E, com deferência às três personalidades marcantes, homenageamos todos os professores que se conectam diariamente ao Blog do Lab de Educador.


1. Salomão Becker: o professor que viu exaustão e propôs congraçamento

Em minha trajetória como professor e historiador, sempre me emociono com histórias de educadores que se dedicaram verdadeiramente à educação e, podemos afirmar após breve pesquisa que Salomão Becker era um desses professores. Ele era professor no Ginásio Caetano de Campos, em São Paulo — e por volta de 1947 percebeu que o professor também se esgotava, que o segundo semestre escolar estendia-se sem trégua, sem um momento coletivo de reflexão ou afeto entre colegas e alunos.
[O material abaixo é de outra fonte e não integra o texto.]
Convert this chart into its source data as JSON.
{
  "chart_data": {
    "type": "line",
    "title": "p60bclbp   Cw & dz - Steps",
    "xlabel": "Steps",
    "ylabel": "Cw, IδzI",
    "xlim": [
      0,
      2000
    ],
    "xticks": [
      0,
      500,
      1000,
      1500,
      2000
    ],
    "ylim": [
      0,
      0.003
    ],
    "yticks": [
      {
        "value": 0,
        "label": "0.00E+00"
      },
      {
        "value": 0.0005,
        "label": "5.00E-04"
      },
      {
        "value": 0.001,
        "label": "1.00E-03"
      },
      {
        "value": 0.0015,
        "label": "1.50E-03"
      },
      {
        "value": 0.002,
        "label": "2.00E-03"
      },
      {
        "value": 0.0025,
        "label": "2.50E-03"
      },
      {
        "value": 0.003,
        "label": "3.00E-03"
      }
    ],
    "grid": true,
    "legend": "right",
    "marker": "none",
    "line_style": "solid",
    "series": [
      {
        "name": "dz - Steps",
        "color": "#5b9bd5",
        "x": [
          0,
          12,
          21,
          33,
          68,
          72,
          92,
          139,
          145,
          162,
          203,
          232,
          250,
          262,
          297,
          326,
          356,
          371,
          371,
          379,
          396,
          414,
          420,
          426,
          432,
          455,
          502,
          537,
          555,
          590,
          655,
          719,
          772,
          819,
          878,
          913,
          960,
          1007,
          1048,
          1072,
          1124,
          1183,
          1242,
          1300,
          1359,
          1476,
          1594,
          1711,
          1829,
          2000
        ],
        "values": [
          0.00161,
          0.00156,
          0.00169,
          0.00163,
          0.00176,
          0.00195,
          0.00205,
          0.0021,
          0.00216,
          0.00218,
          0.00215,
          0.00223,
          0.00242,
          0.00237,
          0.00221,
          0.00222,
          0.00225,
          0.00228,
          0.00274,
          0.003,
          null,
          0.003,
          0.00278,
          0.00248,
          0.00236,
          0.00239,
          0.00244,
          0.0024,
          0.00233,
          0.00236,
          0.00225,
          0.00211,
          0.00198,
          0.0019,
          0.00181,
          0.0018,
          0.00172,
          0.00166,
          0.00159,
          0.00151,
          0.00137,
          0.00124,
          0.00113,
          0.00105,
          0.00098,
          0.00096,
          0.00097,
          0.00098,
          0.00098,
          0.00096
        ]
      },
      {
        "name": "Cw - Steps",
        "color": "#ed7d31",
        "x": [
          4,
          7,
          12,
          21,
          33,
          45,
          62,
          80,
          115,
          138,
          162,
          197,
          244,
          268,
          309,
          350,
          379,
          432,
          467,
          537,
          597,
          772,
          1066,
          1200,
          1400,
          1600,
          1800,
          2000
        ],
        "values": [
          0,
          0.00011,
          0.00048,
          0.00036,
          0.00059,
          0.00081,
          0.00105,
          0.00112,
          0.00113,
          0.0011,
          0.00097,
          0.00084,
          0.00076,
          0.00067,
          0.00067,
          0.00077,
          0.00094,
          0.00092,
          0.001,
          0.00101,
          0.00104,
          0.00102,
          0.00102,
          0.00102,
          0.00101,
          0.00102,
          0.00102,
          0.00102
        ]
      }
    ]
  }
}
Neste sentido, Becker se questionou: por que não reservar um dia para descanso, abraço, confraternização — um dia para os professores serem vistos? Ele sugeriu que os estudantes trouxessem pequenas ofertas (doces, salgadinhos) e que todos cuidassem de si. Essa ideia, nascida da empatia, rapidamente ganhou adesão nas escolas paulistas. Ele chamou a atenção para algo que ainda hoje é atual: o cuidado docente, a empatia, a saúde mental, a necessidade de pausar, pensar e reconhecer o valor profissional entre pares.

Mas Becker sabia que não bastava o gesto simbólico — era necessário um referencial jurídico e histórico. Por isso ele escolheu a data 15 de outubro, em alusão ao decreto imperial de 1827 que instituiu o ensino elementar no Brasil. Essa escolha não era arbitrária: buscava conectar o afeto à autoridade legal — como se dissesse: “o professor é central porque sempre foi central, desde o começo”.

Com isso, em 1947, São Paulo comemorava o primeiro evento em homenagem aos professores e no ano seguinte, o Governador de São Paulo, Adhemar de Barros promulgou a Lei Estadual nº 174, de 13 de outubro de 1948, que instituiu o Dia do Professor no Estado.

Ele se tornou, assim, uma espécie de portador de semente pedagógica para aquilo que viria a ser a celebração nacional da profissão docente.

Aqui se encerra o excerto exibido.